A summary from their website:
GNU parallel is a shell tool for executing jobs in parallel using one or more computers. A job can be a single command or a small script that has to be run for each of the lines in the input. The typical input is a list of files, a list of hosts, a list of users, a list of URLs, or a list of tables. A job can also be a command that reads from a pipe. GNU parallel can then split the input and pipe it into commands in parallel.
Input
The input system is quite complex.
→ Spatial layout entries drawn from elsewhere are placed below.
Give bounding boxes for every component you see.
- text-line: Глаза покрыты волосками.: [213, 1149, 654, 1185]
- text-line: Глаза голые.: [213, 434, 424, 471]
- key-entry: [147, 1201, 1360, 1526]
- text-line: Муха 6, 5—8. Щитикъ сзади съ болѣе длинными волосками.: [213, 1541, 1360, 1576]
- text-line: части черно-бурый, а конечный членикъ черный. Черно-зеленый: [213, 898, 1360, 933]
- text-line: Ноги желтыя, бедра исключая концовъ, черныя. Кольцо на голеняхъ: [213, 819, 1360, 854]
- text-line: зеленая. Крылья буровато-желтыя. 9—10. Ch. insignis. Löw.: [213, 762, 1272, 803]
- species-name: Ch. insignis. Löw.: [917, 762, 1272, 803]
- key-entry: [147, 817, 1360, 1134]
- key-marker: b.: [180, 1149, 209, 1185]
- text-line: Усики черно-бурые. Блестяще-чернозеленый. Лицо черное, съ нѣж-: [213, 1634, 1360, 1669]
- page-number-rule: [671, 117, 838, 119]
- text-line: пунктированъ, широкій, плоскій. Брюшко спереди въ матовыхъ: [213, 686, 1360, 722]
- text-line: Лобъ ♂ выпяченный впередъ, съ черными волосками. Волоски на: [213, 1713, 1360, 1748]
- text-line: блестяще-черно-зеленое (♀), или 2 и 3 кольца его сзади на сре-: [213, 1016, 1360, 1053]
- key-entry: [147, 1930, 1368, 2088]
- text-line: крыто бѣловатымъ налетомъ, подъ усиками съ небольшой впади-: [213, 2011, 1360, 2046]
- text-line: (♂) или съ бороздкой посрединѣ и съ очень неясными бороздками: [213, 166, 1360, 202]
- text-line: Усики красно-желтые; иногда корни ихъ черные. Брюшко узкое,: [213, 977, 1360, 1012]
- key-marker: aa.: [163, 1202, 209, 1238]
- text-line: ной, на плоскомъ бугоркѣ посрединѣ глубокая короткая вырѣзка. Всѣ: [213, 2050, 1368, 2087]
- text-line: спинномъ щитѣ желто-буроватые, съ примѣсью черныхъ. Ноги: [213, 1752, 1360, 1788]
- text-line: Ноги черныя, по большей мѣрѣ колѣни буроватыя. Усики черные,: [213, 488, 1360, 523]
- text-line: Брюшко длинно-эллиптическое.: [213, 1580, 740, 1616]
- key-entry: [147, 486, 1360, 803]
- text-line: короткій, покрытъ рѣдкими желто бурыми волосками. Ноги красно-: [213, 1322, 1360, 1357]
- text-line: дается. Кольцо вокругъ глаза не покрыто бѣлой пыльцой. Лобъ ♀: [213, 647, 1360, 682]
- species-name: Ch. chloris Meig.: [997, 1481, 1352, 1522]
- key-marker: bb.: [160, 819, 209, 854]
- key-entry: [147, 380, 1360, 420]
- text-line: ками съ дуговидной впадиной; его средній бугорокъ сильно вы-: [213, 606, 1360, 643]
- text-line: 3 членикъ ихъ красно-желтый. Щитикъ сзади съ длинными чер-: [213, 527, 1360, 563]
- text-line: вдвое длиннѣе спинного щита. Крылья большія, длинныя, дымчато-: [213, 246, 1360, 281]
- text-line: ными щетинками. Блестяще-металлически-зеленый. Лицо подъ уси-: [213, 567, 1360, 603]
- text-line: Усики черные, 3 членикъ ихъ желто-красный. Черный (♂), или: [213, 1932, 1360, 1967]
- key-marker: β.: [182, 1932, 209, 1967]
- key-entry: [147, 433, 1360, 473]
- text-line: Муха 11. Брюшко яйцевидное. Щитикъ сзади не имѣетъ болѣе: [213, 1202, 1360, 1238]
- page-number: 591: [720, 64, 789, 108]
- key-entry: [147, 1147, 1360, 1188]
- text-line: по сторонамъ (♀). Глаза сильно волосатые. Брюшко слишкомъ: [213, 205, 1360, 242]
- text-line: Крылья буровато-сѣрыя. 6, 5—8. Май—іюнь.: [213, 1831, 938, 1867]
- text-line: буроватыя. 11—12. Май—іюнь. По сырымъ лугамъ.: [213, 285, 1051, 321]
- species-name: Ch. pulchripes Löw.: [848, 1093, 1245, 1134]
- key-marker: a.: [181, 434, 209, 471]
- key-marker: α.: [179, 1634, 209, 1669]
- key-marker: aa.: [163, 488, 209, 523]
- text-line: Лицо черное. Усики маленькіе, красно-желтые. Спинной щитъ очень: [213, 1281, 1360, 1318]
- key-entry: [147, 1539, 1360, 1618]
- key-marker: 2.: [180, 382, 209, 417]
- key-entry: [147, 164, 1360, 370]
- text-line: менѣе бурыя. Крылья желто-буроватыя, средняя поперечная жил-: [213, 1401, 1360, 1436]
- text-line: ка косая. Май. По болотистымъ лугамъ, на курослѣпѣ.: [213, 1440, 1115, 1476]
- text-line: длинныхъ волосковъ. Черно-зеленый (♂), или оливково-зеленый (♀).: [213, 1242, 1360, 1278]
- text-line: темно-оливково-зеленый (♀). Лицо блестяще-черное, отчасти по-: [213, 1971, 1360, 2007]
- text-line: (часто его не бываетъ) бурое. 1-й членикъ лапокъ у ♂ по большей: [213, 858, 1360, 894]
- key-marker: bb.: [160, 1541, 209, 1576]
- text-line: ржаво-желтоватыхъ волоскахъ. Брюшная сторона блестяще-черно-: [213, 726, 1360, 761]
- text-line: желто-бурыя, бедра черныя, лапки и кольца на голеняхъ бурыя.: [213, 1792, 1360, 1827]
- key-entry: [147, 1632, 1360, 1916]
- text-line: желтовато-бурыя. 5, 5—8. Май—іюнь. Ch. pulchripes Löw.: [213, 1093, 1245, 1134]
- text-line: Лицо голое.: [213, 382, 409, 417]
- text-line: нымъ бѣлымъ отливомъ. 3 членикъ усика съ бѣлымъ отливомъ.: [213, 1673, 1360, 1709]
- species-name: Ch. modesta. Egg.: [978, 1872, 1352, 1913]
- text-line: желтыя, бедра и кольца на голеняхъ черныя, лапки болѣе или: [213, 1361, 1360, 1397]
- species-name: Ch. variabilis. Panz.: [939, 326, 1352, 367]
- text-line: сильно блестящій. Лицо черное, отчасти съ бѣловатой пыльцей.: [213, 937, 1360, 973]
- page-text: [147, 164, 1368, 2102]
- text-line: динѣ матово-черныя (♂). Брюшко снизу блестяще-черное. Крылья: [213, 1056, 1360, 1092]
Delimiting the inputs with the :::
operator, parallel
will make a catersian product out of the input values.
parallel echo ::: John Paul Sally
John
Paul
Sally
parallel echo ::: John Paul Sally ::: Smith
John Smith
Paul Smith
Sally Smith
parallel echo ::: John Paul Sally ::: Smith Jones Brown
John Smith
John Jones
John Brown
Paul Smith
Paul Jones
Paul Brown
Sally Smith
Sally Jones
Sally Brown
Linkage is possible using :::+
, should this flexibility be required.
parallel echo ::: John Paul Sally :::+ Smith Jones Brown
John Smith
Paul Jones
Sally Brown
See more about input sources in the tutorial.
curl
For some examples, I’ll use curl.
Let’s get three web pages downloaded:
- google.com
- yahoo.com
- zombo.com
Getting these down, one at a time times in at nearlly 1.2 seconds.
( curl www.google.com && curl www.yahoo.com && curl www.zombo.com; ) 0.02s user 0.05s system 5% cpu 1.195 total
Running these downloads in parallel, we take half a second off the time:
parallel curl {1} ::: www.google.com www.yahoo.com www.zombo.com 0.21s user 0.04s system 33% cpu 0.774 total
Summing up
GNU Parallel is a great utility to get multiple things done at once at the shell. Take a look at the tutorial and immediately become more productive.